A 48-year-old man who had been diagnosed with HIV infection 14 years previously was hospitalized for fever and severe rhabdomyolysis 10 days after starting treatment with zidovudine (300 mg twice a day), lamivudine (150 mg twice a day), and abacavir (300 mg twice a day; trizivir).
He had previously been treated with the zidovudine/lamivudine/saquinavir/ritonavir combination in 1998 for 12 months, and had been receiving the zidovudine/lamivudine/nevirapine combination since March 1999. Treatment with ciprofibrate (100 mg per day) had been started in February 2002 for mixed dyslipidemia (triglycerides 5.1 mmol/l; total cholesterol 8.2 mmol/l).
In February 2003, it was decided to interrupt antiretroviral treatment: the viral load had been below 50 copies/ml for 4 years, the CD4 cell count was 484 cells/μl (27%), and the CD4 cell nadir was more than 250 cells/μl.
In January 2005, after weight loss (4 kg), a fall in the CD4 cell count to 220 cells/μl (10%), and strong viral replication (viral load > 300 000 copies/ml), antiretroviral treatment was resumed with trizivir.
He presented with isolated fever on day 8 of this treatment. Physical examination and standard blood laboratory tests were normal [white cell count, platelets, aspartate aminotransferase, alanine aminotransferase, creatine phosphokinase (CPK) and creatinine]. Antiretroviral treatment was therefore continued.
Three days later he was hospitalized with fever (40°C) and a generalized maculopapular skin rash. He had tachycardia (120 bpm), polypnea (35 breaths/minute) and normal arterial pressure. Laboratory tests showed renal failure (serum creatinine 154 μmol/l), rhabdomyolysis (CPK 27 400 U/l) and hepatic cytolysis (aspartate aminotransferase 30× normal, alanine aminotransferase 10× normal).
A hypersensitivity reaction to abacavir was suspected, and the patient received intensive care. Antiretroviral therapy and ciprofibrate were withdrawn. However, the rhabdomyolysis deteriorated over the next few days, with a peak serum CPK of 264 000 IU/l and peak serum creatinine of 1400 μmol/l.

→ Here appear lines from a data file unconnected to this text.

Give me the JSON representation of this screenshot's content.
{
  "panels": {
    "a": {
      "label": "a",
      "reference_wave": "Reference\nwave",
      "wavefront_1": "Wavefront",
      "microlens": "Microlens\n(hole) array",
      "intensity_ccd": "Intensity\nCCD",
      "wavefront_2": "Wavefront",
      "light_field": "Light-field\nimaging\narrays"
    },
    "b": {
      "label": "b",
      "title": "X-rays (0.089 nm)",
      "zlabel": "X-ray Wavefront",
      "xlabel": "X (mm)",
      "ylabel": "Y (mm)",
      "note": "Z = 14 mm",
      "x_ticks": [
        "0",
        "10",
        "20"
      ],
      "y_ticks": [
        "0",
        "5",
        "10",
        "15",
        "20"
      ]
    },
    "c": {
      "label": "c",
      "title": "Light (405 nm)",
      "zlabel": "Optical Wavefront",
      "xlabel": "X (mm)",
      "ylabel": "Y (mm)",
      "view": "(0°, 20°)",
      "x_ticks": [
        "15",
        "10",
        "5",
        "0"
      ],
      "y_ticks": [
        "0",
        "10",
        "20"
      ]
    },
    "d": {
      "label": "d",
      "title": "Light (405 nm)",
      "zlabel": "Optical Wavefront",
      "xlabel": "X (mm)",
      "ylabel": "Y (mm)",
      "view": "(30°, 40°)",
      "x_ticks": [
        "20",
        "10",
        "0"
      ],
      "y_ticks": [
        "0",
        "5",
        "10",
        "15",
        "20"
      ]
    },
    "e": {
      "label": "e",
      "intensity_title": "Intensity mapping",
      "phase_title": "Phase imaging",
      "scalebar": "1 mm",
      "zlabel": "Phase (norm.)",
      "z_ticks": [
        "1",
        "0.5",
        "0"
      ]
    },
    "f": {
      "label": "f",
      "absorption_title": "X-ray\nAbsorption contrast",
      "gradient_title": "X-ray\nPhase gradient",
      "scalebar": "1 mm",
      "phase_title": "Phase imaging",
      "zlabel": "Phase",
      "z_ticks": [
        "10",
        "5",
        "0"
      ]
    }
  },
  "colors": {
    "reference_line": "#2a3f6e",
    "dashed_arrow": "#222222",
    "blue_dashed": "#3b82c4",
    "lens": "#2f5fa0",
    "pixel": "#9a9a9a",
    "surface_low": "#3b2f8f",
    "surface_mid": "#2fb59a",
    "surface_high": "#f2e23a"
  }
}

Chest X-ray was normal and microbiological tests were negative (urinalysis, blood culture, lumbar puncture, and serological tests for Mycoplasma, Chlamydia, Legionella, and hantavirus). The fever and skin rash disappeared after 48 h. Skin biopsy at the time of the rash confirmed the diagnosis of cutaneous drug toxicity.
Anuria lasted 17 days, necessitating nine haemodialysis sessions; the renal failure resolved fully after 45 days.
Abacavir hypersensitivity occurs in between 5 and 8% of patients, beginning a median of 11 days after the beginning of treatment. It is characterized by fever and maculopapular skin rash. Myalgia is observed in 6% of cases, with a moderate CPK elevation . Known risk factors are Caucasian origin, exposure to other antiretroviral agents, and a genetic (HLA) predisposition [2,3]. Abacavir hypersensitivity has not previously been linked to lipid-lowering drug therapy.
Lipid-lowering drugs are frequently combined with antiretroviral therapy, as HIV infection and protease inhibitors are risk factors for hyperlipidemia. Some antiretroviral drugs interact with lipid-lowering agents via the hepatic cytochrome P450 enzyme system, leading to an increased risk of rhabdomyolysis . This is not, however, the case with abacavir.
Acute rhabdomyolysis has been described during primary HIV infection, during other viral infections (influenza, coxsackie and Epstein–Barr viruses) and during adverse reactions to certain drugs (cotrimoxazole, sulfadiazine, pentamidine, didanosine, zidovudine, indinavir and ritonavir) .
To our knowledge, severe rhabdomyolysis has never been described during a hypersensitivity reaction to abacavir or during concomitant therapy with abacavir and a lipid-lowering drug.
An intricate combination of adverse effects appears to have occurred in our patient. On the one hand, if the rhabdomyolysis was caused by abacavir hypersensitivity, it may have been aggravated by ciprofibrate. On the other hand, if it was caused by ciprofibrate, it may have been triggered by the hypersensitivity reaction to abacavir. This might explain the sudden onset and the severity of the muscle damage.
This case suggests that special attention should be paid to signs of rhabdomyolysis when abacavir therapy is started in a patient who is already receiving a lipid-lowering drug.